Tracy Hopkins: Being a young Black person and seeing another Black person on TV is the spark. If they’re there, that means that I can do that. That’s kind of the permission that Charles is talking about. When Charles was a dancer in Dreamgirls, Maurice took him under his wing. Just seeing Maurice at that point in his life where he was no longer a part of the act with Gregory but he was a choreographer, doing his own shows on Broadway, that also gave Charles permission to say I can create my own shows. I can be my own boss. I can be a leader in the performing arts.
Also Maurice was openly gay at a time in the ‘60s and ‘70s when not many Black men are expressing that. And he raised a daughter with his longtime partner and that’s also something that is groundbreaking and unique in terms of a Black family in the 80s and 90s.
John Carluccio: Maurice was unapologetic about being himself and crafting his own path. He didn't really fall into too many stereotypes. He’s just Maurice, he would say. He found his way to express his own voice, even if it even if that voice was conflicting with other people's preconceived notion of what they thought he should be.

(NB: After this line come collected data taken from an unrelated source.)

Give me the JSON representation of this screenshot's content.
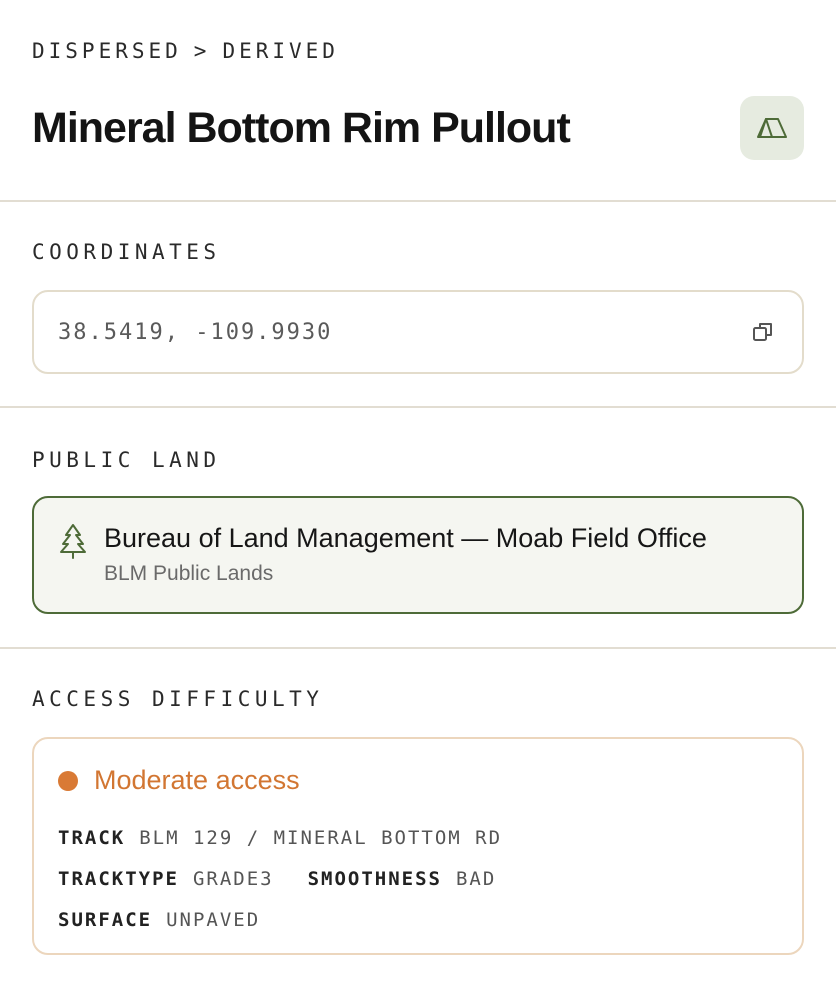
{
  "breadcrumb": {
    "parent": "DISPERSED",
    "separator": ">",
    "current": "DERIVED"
  },
  "page_title": "Mineral Bottom Rim Pullout",
  "type_badge_icon": "tent-icon",
  "coordinates": {
    "label": "COORDINATES",
    "value": "38.5419, -109.9930",
    "copy_icon": "copy-icon"
  },
  "public_land": {
    "label": "PUBLIC LAND",
    "icon": "tree-icon",
    "name": "Bureau of Land Management — Moab Field Office",
    "subtitle": "BLM Public Lands"
  },
  "access": {
    "label": "ACCESS DIFFICULTY",
    "level": "Moderate access",
    "level_color": "#d97a35",
    "rows": [
      [
        {
          "key": "TRACK",
          "value": "BLM 129 / MINERAL BOTTOM RD"
        }
      ],
      [
        {
          "key": "TRACKTYPE",
          "value": "GRADE3"
        },
        {
          "key": "SMOOTHNESS",
          "value": "BAD"
        }
      ],
      [
        {
          "key": "SURFACE",
          "value": "UNPAVED"
        }
      ]
    ]
  },
  "colors": {
    "accent_green": "#4e6b38",
    "accent_orange": "#d97a35",
    "divider": "#e2ddd2"
  }
}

Tracy Hopkins: Or if his voice was unpopular like speaking out against racism in theater or Broadway or speaking up for other people too. He would say Gregory knew how to play the game, he would appease people, and Maurice was like No, I'm going to tell you how I feel, and that probably also hurt his career.
VoxPopuli: That segues nicely into my next question because the gist of what I got from your documentary is that Maurice just would not play the game. He said I'm going to have the career I'm going to have. I'm going to be honest with my career and with myself. And do you think he paid the price for for that honesty in that he didn't have the career that he might have had if he had played the game a bit more?

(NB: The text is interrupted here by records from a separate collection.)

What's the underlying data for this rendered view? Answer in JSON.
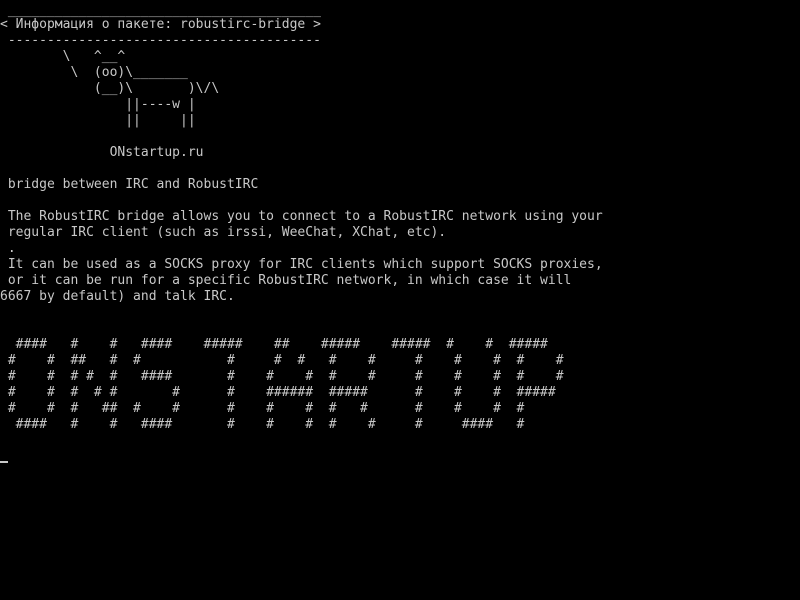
{
  "terminal": {
    "colors": {
      "background": "#000000",
      "foreground": "#c8c8c8"
    },
    "lines": [
      " ________________________________________",
      "< Информация о пакете: robustirc-bridge >",
      " ----------------------------------------",
      "        \\   ^__^",
      "         \\  (oo)\\_______",
      "            (__)\\       )\\/\\",
      "                ||----w |",
      "                ||     ||",
      "",
      "              ONstartup.ru",
      "",
      " bridge between IRC and RobustIRC",
      "",
      " The RobustIRC bridge allows you to connect to a RobustIRC network using your",
      " regular IRC client (such as irssi, WeeChat, XChat, etc).",
      " .",
      " It can be used as a SOCKS proxy for IRC clients which support SOCKS proxies,",
      " or it can be run for a specific RobustIRC network, in which case it will",
      "6667 by default) and talk IRC.",
      "",
      "",
      "  ####   #    #   ####    #####    ##    #####    #####  #    #  #####",
      " #    #  ##   #  #           #     #  #   #    #     #    #    #  #    #",
      " #    #  # #  #   ####       #    #    #  #    #     #    #    #  #    #",
      " #    #  #  # #       #      #    ######  #####      #    #    #  #####",
      " #    #  #   ##  #    #      #    #    #  #   #      #    #    #  #",
      "  ####   #    #   ####       #    #    #  #    #     #     ####   #"
    ]
  }
}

John Carluccio: Yeah, I do. He did rub people the wrong way. But now though, I think people are a bit more willing to accept what I call lovable agitators, people that have every right to be vocal and speak their mind. I think there's more acceptance of those kind of differences and strong opinions.
Tracy Hopkins: It may have hurt his career, but I think it also pushed him to create his own shows, to take the reins of his own career with Hot Feet, Uptown… It’s Hot!, and later in his career with Tapping Thru Life, which he produced.

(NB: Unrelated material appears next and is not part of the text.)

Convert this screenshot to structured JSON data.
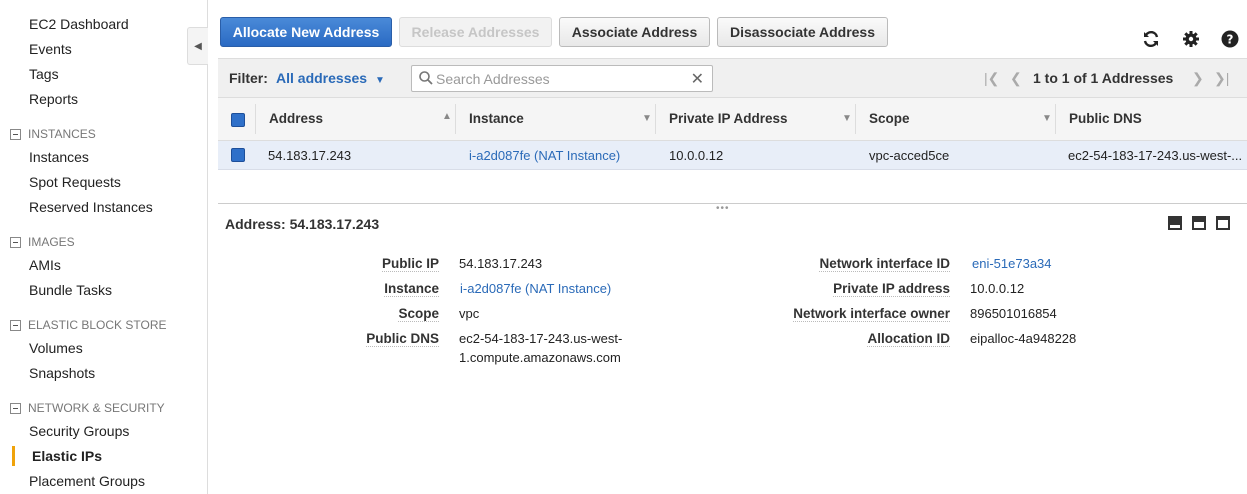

We need people like this, especially now when Black people are feeling more urgent about speaking up and more confident about speaking up. Maybe he was a little bit ahead of his time, but I think younger generations can appreciate that, and I admire his honesty.
John Carluccio: There's a sort of a sacrificial lamb part of that. Someone had to say it first. Someone has to say, Hey, wait. Broadway ticket prices are outrageous. The New York Times critics don't understand X, Y and Z. It's that kind of a vocal opinionated person. People can love it or hate it, and sometimes that happens with Maurice.
VoxPopuli: The title "Bring Them Back." What what does that refer to? Who are we bringing back? Obviously Maurice. Because you want to bring him back into the public conversation and remind people who wouldn't be familiar with him that he is an amazing artist who is still performing. But who else?
Tracy Hopkins: As we were doing the film, we saw Maurice really musing about the past and then his own short-term memory loss and things like that. It just became more like we’re bringing back his family, we’re bringing back the good times, we’re bringing back the nostalgia of him and Gregory at the Apollo and as the Hines Brothers. Those are his happy memories. So we're bringing that back and we're bringing back the Hines family.